Brieven van een Indië-militair
Titel:
”Geliefde ouders en verdere familie”
Auteur: Jeannet van de Kamp (red.)
Uitgeverij: Kok, Kampen, 2002
ISBN 90 435 0627 3, 205 blz.
Pagina’s: € 13,90. Een dag voor de Bevrijding van Nederland in 1945 worden twee broers van de dan 17-jarige Maarten Schaafsma gefusilleerd.
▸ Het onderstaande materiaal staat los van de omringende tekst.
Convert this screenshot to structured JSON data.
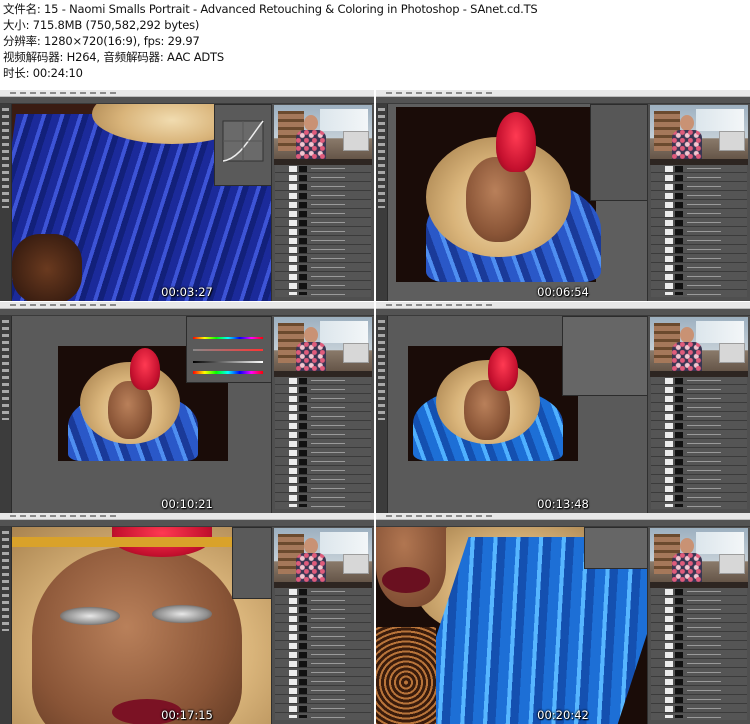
{
  "header": {
    "file_name": "文件名: 15 - Naomi Smalls Portrait - Advanced Retouching & Coloring in Photoshop - SAnet.cd.TS",
    "file_size": "大小: 715.8MB (750,582,292 bytes)",
    "resolution": "分辨率: 1280×720(16:9), fps: 29.97",
    "codecs": "视频解码器: H264, 音频解码器: AAC ADTS",
    "duration": "时长: 00:24:10"
  },
  "thumbnails": [
    {
      "timecode": "00:03:27"
    },
    {
      "timecode": "00:06:54"
    },
    {
      "timecode": "00:10:21"
    },
    {
      "timecode": "00:13:48"
    },
    {
      "timecode": "00:17:15"
    },
    {
      "timecode": "00:20:42"
    }
  ],
  "colors": {
    "photoshop_workspace": "#4a4a4a",
    "feather_blue": "#3d54d6",
    "feather_blue_light": "#4f8ef0",
    "headdress_gold": "#d9b47a",
    "crown_red": "#c4102e"
  },
  "icons": [
    "photoshop-toolbar",
    "webcam-overlay",
    "layers-panel",
    "curves-dialog",
    "hue-saturation-dialog"
  ]
}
Het is voor hem reden zich aan te melden als oorlogsvrijwilliger, om het verzetswerk van zijn broers voort te zetten en bij te dragen aan de bevrijding van ”ons Indië”, waar Sukarno zijn vrije republiek heeft uitgeroepen.
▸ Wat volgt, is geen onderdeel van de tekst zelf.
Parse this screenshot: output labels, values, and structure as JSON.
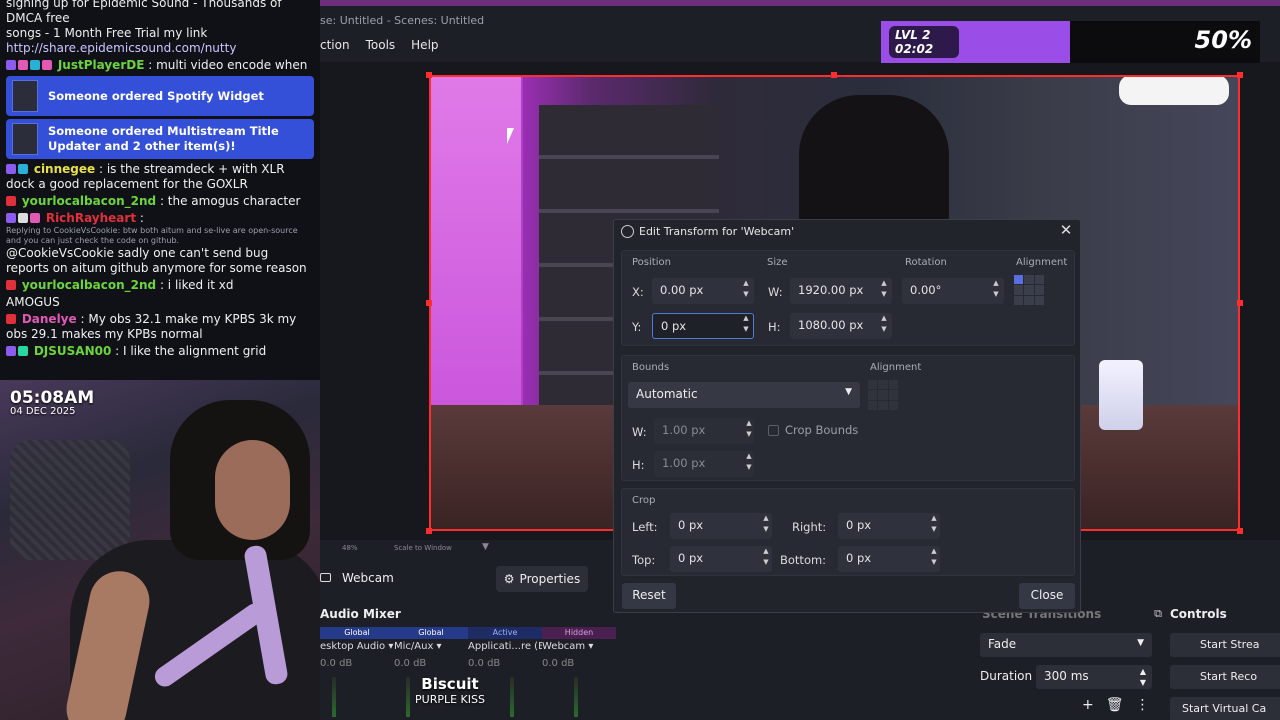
{
  "chat": {
    "top_text_1": "signing up for Epidemic Sound - Thousands of DMCA free",
    "top_text_2": "songs - 1 Month Free Trial my link",
    "top_link": "http://share.epidemicsound.com/nutty",
    "msg1_user": "JustPlayerDE",
    "msg1_text": ": multi video encode when",
    "order1": "Someone ordered Spotify Widget",
    "order2": "Someone ordered Multistream Title Updater and 2 other item(s)!",
    "msg2_user": "cinnegee",
    "msg2_text": ": is the streamdeck + with XLR dock a good replacement for the GOXLR",
    "msg3_user": "yourlocalbacon_2nd",
    "msg3_text": ": the amogus character",
    "msg4_user": "RichRayheart",
    "msg4_text": ":",
    "msg4_reply": "Replying to CookieVsCookie: btw both aitum and se-live are open-source and you can just check the code on github.",
    "msg4_body": "@CookieVsCookie sadly one can't send bug reports on aitum github anymore for some reason",
    "msg5_user": "yourlocalbacon_2nd",
    "msg5_text": ": i liked it xd",
    "msg6_text": "AMOGUS",
    "msg7_user": "Danelye",
    "msg7_text": ": My obs 32.1 make my KPBS 3k my obs 29.1 makes my KPBs normal",
    "msg8_user": "DJSUSAN00",
    "msg8_text": ": I like the alignment grid",
    "colors": {
      "green": "#6ad53c",
      "yellow": "#e8e04a",
      "red": "#e0303a",
      "pink": "#e05ab5",
      "card": "#3450d8"
    }
  },
  "webcam": {
    "time": "05:08AM",
    "date": "04 DEC 2025"
  },
  "obs": {
    "title": "se: Untitled - Scenes: Untitled",
    "menu": [
      "ction",
      "Tools",
      "Help"
    ],
    "zoom": "48%",
    "scale": "Scale to Window",
    "source_name": "Webcam",
    "properties": "Properties",
    "mixer_title": "Audio Mixer",
    "mixer_tags": [
      "Global",
      "Global",
      "Active",
      "Hidden"
    ],
    "mixer_names": [
      "esktop Audio ▾",
      "Mic/Aux ▾",
      "Applicati...re (BETA) ▾",
      "Webcam ▾"
    ],
    "mixer_db": [
      "0.0 dB",
      "0.0 dB",
      "0.0 dB",
      "0.0 dB"
    ],
    "song_title": "Biscuit",
    "song_artist": "PURPLE KISS",
    "transitions_title": "Scene Transitions",
    "transition": "Fade",
    "duration_label": "Duration",
    "duration": "300 ms",
    "controls_title": "Controls",
    "controls": [
      "Start Strea",
      "Start Reco",
      "Start Virtual Ca"
    ]
  },
  "overlay": {
    "lvl": "LVL 2",
    "timer": "02:02",
    "percent": "50%"
  },
  "dialog": {
    "title": "Edit Transform for 'Webcam'",
    "position": "Position",
    "size": "Size",
    "rotation": "Rotation",
    "alignment": "Alignment",
    "x_label": "X:",
    "x_val": "0.00 px",
    "y_label": "Y:",
    "y_val": "0 px",
    "w_label": "W:",
    "w_val": "1920.00 px",
    "h_label": "H:",
    "h_val": "1080.00 px",
    "rot_val": "0.00°",
    "bounds": "Bounds",
    "bounds_alignment": "Alignment",
    "bounds_type": "Automatic",
    "bw_label": "W:",
    "bw_val": "1.00 px",
    "bh_label": "H:",
    "bh_val": "1.00 px",
    "crop_bounds": "Crop Bounds",
    "crop": "Crop",
    "left_label": "Left:",
    "left_val": "0 px",
    "right_label": "Right:",
    "right_val": "0 px",
    "top_label": "Top:",
    "top_val": "0 px",
    "bottom_label": "Bottom:",
    "bottom_val": "0 px",
    "reset": "Reset",
    "close": "Close"
  }
}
De wederwaardigheden van Schaafsma zijn vastgelegd in het in 2001 verschenen boek ”De rijst is al pap geworden”. ”Geliefde ouders en verdere familie” kan als vervolg daarop worden beschouwd. Het boek, geredigeerd door freelance theologe en docente ethiek Jeannet van de Kamp, bundelt de brieven die de gereformeerde oorlogsvrijwilliger vanuit Indië schreef. Een belangrijk voordeel van brieven is dat er geen vertekening ten gevolge van de tijdsafstand is opgetreden. Ze tekenen de realiteit in Indië zoals die door een jonge Nederlandse militair werd ervaren. Een aantal thema’s is in excursen toegelicht of verder uitgewerkt.
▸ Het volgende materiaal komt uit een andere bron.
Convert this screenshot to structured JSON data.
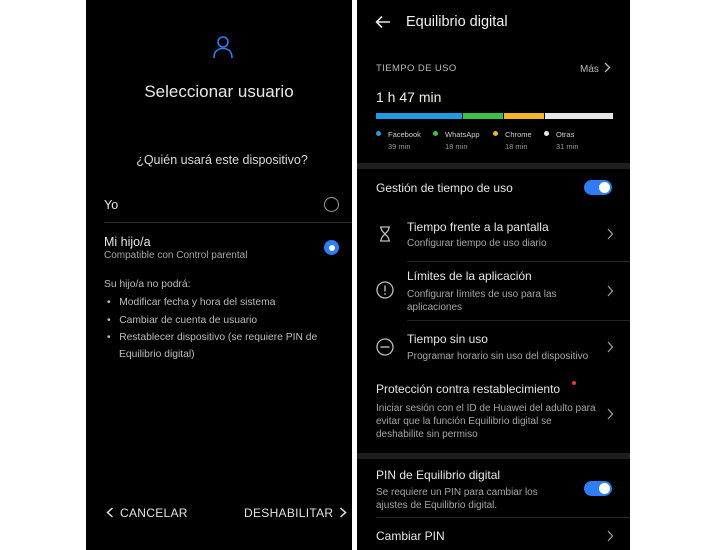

De brieven in de eerste drie hoofdstukken betreffen de opleiding van de aankomende Indië-militair, eerst in Breda en Hulten, vervolgens in Glasgow. Hoofdstuk vier belicht het laatste deel van de training, in het voormalige concentratiekamp Amersfoort, en de reis naar Indië. Na aankomst blijkt al snel dat het gevaar van een andere kant komt dan de bevrijders van de kolonie hadden verwacht. „Malaria blijkt voor ons een heel wat gevaarlijker vijand te zijn dan dat laffe stelletje bruine loeders aan de overkant.”
De brieven bevatten de mix die alle verhalen en egodocumenten van Indië-veteranen kenmerkt. De aantrekkingskracht van Insulinde, de haat tegen peloppers en rampokkers, de onderlinge kameraadschap, het gemeenschappelijke verdriet bij het overlijden van goede kameraden, de teleurstelling over de houding van de Nederlandse overheid. „Hoe lang moet nu deze comedie van besprekingen en samenwerking met de republiek nog duren.”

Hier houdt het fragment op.